I haven't really worked much with genetic trees. When using a library to deal with trees I most frequently use networkx or igraph. I have been wanting to use python-graphblas.

jolespin commented 2 years ago

I'm not sure using a newick string would have advantages over a sparse adjacency matrix. Here's how you could go from an adjacency matrix to an ete3 tree:

Thank you, this will come in handy.

I mean, what are the nodes in your tree? Would there be a one-to-one relationship with these nodes and either the observations or variables of your AnnData?

Yes, typically either a 1-to-1 or a superset (includes all variables and more).
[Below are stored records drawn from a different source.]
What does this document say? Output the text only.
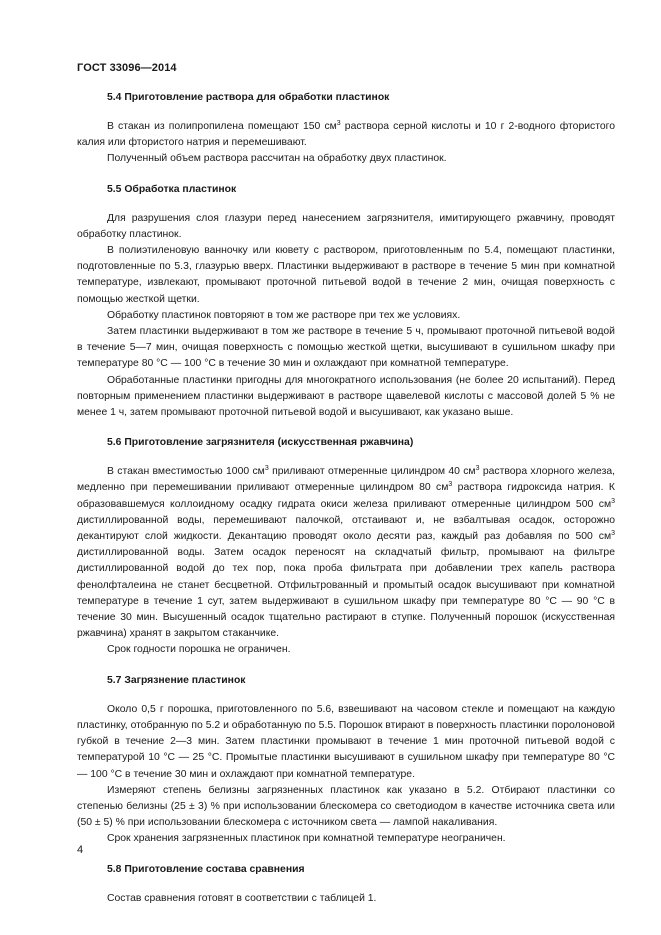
ГОСТ 33096—2014
5.4 Приготовление раствора для обработки пластинок

В стакан из полипропилена помещают 150 $см^3$ раствора серной кислоты и 10 г 2-водного фтористого калия или фтористого натрия и перемешивают.

Полученный объем раствора рассчитан на обработку двух пластинок.

5.5 Обработка пластинок

Для разрушения слоя глазури перед нанесением загрязнителя, имитирующего ржавчину, проводят обработку пластинок.

В полиэтиленовую ванночку или кювету с раствором, приготовленным по 5.4, помещают пластинки, подготовленные по 5.3, глазурью вверх. Пластинки выдерживают в растворе в течение 5 мин при комнатной температуре, извлекают, промывают проточной питьевой водой в течение 2 мин, очищая поверхность с помощью жесткой щетки.

Обработку пластинок повторяют в том же растворе при тех же условиях.

Затем пластинки выдерживают в том же растворе в течение 5 ч, промывают проточной питьевой водой в течение 5—7 мин, очищая поверхность с помощью жесткой щетки, высушивают в сушильном шкафу при температуре 80 °С — 100 °С в течение 30 мин и охлаждают при комнатной температуре.

Обработанные пластинки пригодны для многократного использования (не более 20 испытаний). Перед повторным применением пластинки выдерживают в растворе щавелевой кислоты с массовой долей 5 % не менее 1 ч, затем промывают проточной питьевой водой и высушивают, как указано выше.

5.6 Приготовление загрязнителя (искусственная ржавчина)

В стакан вместимостью 1000 $см^3$ приливают отмеренные цилиндром 40 $см^3$ раствора хлорного железа, медленно при перемешивании приливают отмеренные цилиндром 80 $см^3$ раствора гидроксида натрия. К образовавшемуся коллоидному осадку гидрата окиси железа приливают отмеренные цилиндром 500 $см^3$ дистиллированной воды, перемешивают палочкой, отстаивают и, не взбалтывая осадок, осторожно декантируют слой жидкости. Декантацию проводят около десяти раз, каждый раз добавляя по 500 $см^3$ дистиллированной воды. Затем осадок переносят на складчатый фильтр, промывают на фильтре дистиллированной водой до тех пор, пока проба фильтрата при добавлении трех капель раствора фенолфталеина не станет бесцветной. Отфильтрованный и промытый осадок высушивают при комнатной температуре в течение 1 сут, затем выдерживают в сушильном шкафу при температуре 80 °С — 90 °С в течение 30 мин. Высушенный осадок тщательно растирают в ступке. Полученный порошок (искусственная ржавчина) хранят в закрытом стаканчике.

Срок годности порошка не ограничен.

5.7 Загрязнение пластинок

Около 0,5 г порошка, приготовленного по 5.6, взвешивают на часовом стекле и помещают на каждую пластинку, отобранную по 5.2 и обработанную по 5.5. Порошок втирают в поверхность пластинки поролоновой губкой в течение 2—3 мин. Затем пластинки промывают в течение 1 мин проточной питьевой водой с температурой 10 °С — 25 °С. Промытые пластинки высушивают в сушильном шкафу при температуре 80 °С — 100 °С в течение 30 мин и охлаждают при комнатной температуре.

Измеряют степень белизны загрязненных пластинок как указано в 5.2. Отбирают пластинки со степенью белизны (25 ± 3) % при использовании блескомера со светодиодом в качестве источника света или (50 ± 5) % при использовании блескомера с источником света — лампой накаливания.

Срок хранения загрязненных пластинок при комнатной температуре неограничен.

5.8 Приготовление состава сравнения

Состав сравнения готовят в соответствии с таблицей 1.

4
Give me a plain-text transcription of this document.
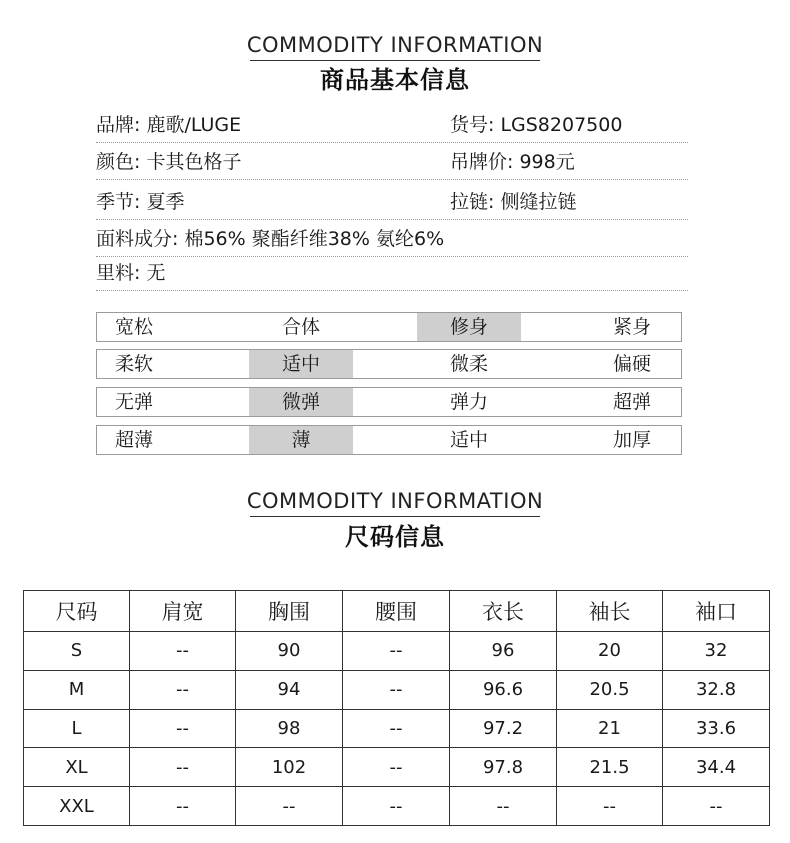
COMMODITY INFORMATION
商品基本信息
品牌: 鹿歌/LUGE	货号: LGS8207500
颜色: 卡其色格子	吊牌价: 998元
季节: 夏季	拉链: 侧缝拉链
面料成分: 棉56% 聚酯纤维38% 氨纶6%
里料: 无
宽松	合体	修身	紧身
柔软	适中	微柔	偏硬
无弹	微弹	弹力	超弹
超薄	薄	适中	加厚
COMMODITY INFORMATION
尺码信息
尺码	肩宽	胸围	腰围	衣长	袖长	袖口
S	--	90	--	96	20	32
M	--	94	--	96.6	20.5	32.8
L	--	98	--	97.2	21	33.6
XL	--	102	--	97.8	21.5	34.4
XXL	--	--	--	--	--	--
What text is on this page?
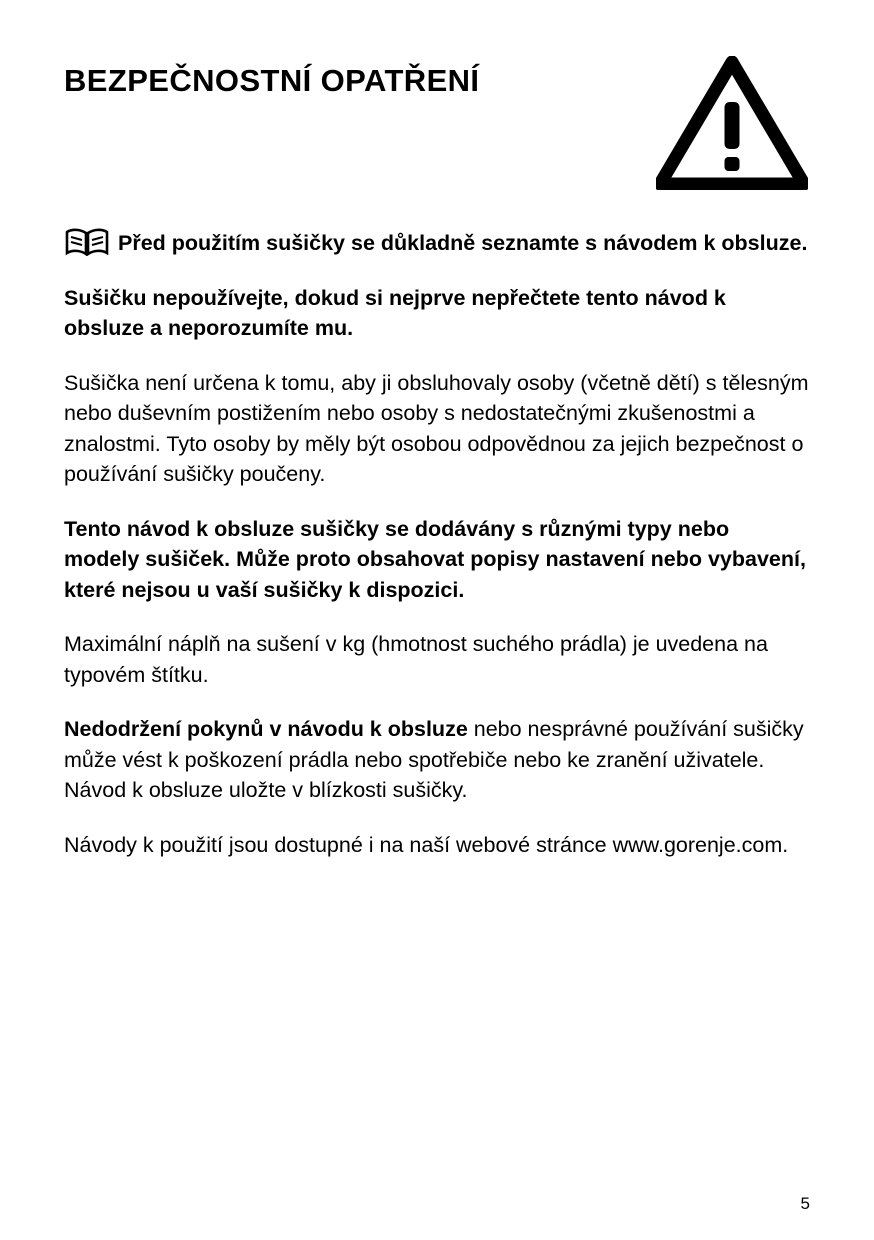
BEZPEČNOSTNÍ OPATŘENÍ

Před použitím sušičky se důkladně seznamte s návodem k obsluze.

Sušičku nepoužívejte, dokud si nejprve nepřečtete tento návod k obsluze a neporozumíte mu.

Sušička není určena k tomu, aby ji obsluhovaly osoby (včetně dětí) s tělesným nebo duševním postižením nebo osoby s nedostatečnými zkušenostmi a znalostmi. Tyto osoby by měly být osobou odpovědnou za jejich bezpečnost o používání sušičky poučeny.

Tento návod k obsluze sušičky se dodávány s různými typy nebo modely sušiček. Může proto obsahovat popisy nastavení nebo vybavení, které nejsou u vaší sušičky k dispozici.

Maximální náplň na sušení v kg (hmotnost suchého prádla) je uvedena na typovém štítku.

Nedodržení pokynů v návodu k obsluze nebo nesprávné používání sušičky může vést k poškození prádla nebo spotřebiče nebo ke zranění uživatele. Návod k obsluze uložte v blízkosti sušičky.

Návody k použití jsou dostupné i na naší webové stránce www.gorenje.com.

5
The former would make more sense in the context of your package tho.

They are square matrices where the labels correspond to obs_names and var_names respectively. They don't have to be sparse, and they don't have to be symmetric. They typically are sparse adjacency matrices representing graphs.

Awesome, I'll be able to use this quite a bit then. Sometimes I have similarity matrices where the diagonal isn't 1.0 or 0.0 and not symmetric.

I found a work around. It works when I pickle and unpickle.

with open("./dataset.anndata.pkl", "wb") as f:
    pickle.dump(adata, f)

with open("./dataset.anndata.pkl", "rb") as f:
    adata2 = pickle.load(f)

AnnData object with n_obs × n_vars = 107 × 155
    obs: 'SampleID', 'Sex', 'Age[Months]', 'Age[Days]', 'Visit[Day]', 'Date_Collected', 'SubjectID', 'Weight', 'Height', 'Nutritional_Status', 'WHZ', 'SubjectID(Alias)', 'SampleID(Alias)'
    var: 'Taxonomy', 'Confidence', 'Life', 'Domain', 'Phylum', 'Class', 'Order', 'Family', 'Genus', 'Species', 'sequences'
    uns: 'phylogeny'
github-actions[bot] commented 1 year ago

This issue has been automatically marked as stale because it has not had recent activity. Please add a comment if you want to keep the issue open. Thank you for your contributions!